With AMAfeed we have been through literally thousands of people to end up with almost entirely female team – it was not intentional, those girls just proved to be better than everyone else and most resilient to all the things a startup can throw at you, especially in the first year/s of development. I believe anyone who doesnʼt have women on their team is missing out in many ways.
With my current title not much has changed, I still work crazy hours and some more now with the responsibility – this is not anymore just about getting a product out there on the market but also about not disappointing all the people who have trusted and are trusting us now and building a future for our growing team. I still get the occasional « can I discuss that with the CEO » from people assuming I can not be him/her/it but you know, thatʼs for whoever is stuck there in their head to solve, not for me, I have enough to do as it is:)

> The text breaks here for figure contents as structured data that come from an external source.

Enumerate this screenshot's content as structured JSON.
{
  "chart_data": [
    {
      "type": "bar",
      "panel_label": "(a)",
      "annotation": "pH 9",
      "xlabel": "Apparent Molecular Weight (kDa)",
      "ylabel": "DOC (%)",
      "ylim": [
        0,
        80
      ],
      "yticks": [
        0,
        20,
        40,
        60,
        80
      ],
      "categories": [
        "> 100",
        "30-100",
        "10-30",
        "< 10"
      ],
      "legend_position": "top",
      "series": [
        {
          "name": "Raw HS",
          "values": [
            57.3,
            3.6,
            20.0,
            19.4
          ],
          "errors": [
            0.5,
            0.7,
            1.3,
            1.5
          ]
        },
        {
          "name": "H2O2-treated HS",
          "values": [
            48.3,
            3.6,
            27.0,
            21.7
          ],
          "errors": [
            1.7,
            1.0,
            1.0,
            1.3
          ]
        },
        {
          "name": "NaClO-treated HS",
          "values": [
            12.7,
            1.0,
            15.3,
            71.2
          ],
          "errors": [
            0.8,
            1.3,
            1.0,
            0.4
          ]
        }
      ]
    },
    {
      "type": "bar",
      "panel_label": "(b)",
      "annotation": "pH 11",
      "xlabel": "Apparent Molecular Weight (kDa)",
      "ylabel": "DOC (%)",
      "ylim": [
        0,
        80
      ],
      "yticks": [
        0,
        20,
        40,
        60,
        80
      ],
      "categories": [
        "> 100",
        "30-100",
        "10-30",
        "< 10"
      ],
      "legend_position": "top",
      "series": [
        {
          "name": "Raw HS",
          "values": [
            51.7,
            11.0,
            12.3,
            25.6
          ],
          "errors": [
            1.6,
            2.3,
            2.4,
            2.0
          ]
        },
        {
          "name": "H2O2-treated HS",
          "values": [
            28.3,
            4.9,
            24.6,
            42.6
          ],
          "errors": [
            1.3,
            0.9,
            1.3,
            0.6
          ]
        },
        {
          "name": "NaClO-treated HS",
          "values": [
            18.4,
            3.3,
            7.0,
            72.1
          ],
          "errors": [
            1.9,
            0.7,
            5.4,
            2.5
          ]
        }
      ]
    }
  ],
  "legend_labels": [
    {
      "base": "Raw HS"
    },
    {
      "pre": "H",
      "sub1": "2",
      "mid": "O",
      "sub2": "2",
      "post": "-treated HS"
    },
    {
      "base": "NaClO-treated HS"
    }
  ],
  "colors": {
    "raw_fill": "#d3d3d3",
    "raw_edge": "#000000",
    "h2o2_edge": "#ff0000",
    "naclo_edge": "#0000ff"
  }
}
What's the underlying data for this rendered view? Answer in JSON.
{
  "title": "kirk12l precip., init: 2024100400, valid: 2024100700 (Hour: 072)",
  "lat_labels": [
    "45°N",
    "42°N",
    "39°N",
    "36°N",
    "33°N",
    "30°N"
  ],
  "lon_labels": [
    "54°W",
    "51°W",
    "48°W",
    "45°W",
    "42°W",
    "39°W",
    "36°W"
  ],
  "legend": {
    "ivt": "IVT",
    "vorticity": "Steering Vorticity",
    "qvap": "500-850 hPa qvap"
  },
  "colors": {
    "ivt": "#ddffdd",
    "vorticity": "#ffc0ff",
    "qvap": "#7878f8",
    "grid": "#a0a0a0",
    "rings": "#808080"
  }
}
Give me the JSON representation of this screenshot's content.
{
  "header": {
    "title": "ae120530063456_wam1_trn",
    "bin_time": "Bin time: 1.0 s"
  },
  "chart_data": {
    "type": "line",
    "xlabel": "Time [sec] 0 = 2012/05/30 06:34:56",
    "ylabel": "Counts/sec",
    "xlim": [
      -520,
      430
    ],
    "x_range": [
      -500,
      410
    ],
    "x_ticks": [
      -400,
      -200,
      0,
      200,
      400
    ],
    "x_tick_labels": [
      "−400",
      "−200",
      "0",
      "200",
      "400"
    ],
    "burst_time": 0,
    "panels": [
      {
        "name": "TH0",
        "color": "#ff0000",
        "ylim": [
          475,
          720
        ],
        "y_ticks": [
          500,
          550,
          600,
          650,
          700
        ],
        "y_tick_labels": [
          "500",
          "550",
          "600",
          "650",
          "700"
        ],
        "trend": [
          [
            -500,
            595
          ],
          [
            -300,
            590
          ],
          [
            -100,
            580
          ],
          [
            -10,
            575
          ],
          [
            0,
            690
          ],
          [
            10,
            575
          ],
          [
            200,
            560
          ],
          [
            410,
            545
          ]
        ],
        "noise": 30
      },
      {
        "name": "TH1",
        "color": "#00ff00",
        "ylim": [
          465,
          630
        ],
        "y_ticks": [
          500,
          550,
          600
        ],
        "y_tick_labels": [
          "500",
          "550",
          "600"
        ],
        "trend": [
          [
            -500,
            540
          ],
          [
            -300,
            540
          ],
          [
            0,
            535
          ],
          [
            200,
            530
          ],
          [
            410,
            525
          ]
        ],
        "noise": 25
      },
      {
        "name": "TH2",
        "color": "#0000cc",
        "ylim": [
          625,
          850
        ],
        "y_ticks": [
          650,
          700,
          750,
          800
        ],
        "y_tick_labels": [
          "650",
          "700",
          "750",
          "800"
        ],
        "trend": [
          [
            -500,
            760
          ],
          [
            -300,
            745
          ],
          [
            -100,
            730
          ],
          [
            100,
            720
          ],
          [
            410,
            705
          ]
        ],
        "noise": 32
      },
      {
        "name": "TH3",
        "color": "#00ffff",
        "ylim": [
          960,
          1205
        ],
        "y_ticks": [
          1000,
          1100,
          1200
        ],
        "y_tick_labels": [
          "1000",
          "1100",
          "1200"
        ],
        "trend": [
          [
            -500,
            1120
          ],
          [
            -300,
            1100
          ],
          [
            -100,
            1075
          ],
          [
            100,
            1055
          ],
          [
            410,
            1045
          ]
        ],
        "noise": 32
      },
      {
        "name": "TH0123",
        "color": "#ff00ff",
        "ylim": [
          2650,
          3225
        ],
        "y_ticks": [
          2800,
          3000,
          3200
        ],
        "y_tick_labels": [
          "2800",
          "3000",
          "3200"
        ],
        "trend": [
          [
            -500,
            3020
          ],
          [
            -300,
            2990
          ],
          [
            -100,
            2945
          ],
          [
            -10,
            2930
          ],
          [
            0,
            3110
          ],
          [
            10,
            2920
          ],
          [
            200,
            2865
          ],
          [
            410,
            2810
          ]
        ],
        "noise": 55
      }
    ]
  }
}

As for what we can do – few things and I always go back to the core – bring up girls and boys who are not limited, threatened or defined by their own or someone elseʼs gender. I have heard that from my own son « how can she run quicker than me, she is a girl?! how can she be better at math, she is a girl! » and that was not something that came from home, that was after a few months in a new school. So environment is a massive factor and everyone should make sure in everything they do, everyone they touch on their way, they instill those ideas and values because it matters.
Women are accountable directly or indirectly for 50-85% of purchase decisions made – this is huge, so why are we not ourselves investing in women? We all vote with our wallets so everyone should be conscious – what do you watch? what do you buy? This is the quickest and most effective way to make a difference. You stop buying, reading, clicking on sexist magazines, how long will they last for? Lookup women owned and run businesses, those who support women and choose their services and products over those who donʼt. If you canʼt find a women friendly business for X service – go create one. Women have been oppressed for a long time in many different ways but we can and we are now in a position to change that more than ever and I think we should not just demand change, we should create that change ourselves too. Because the more we do the more anyone opposing it will just be left behind, itʼs not worth even spending the time arguing and proving points.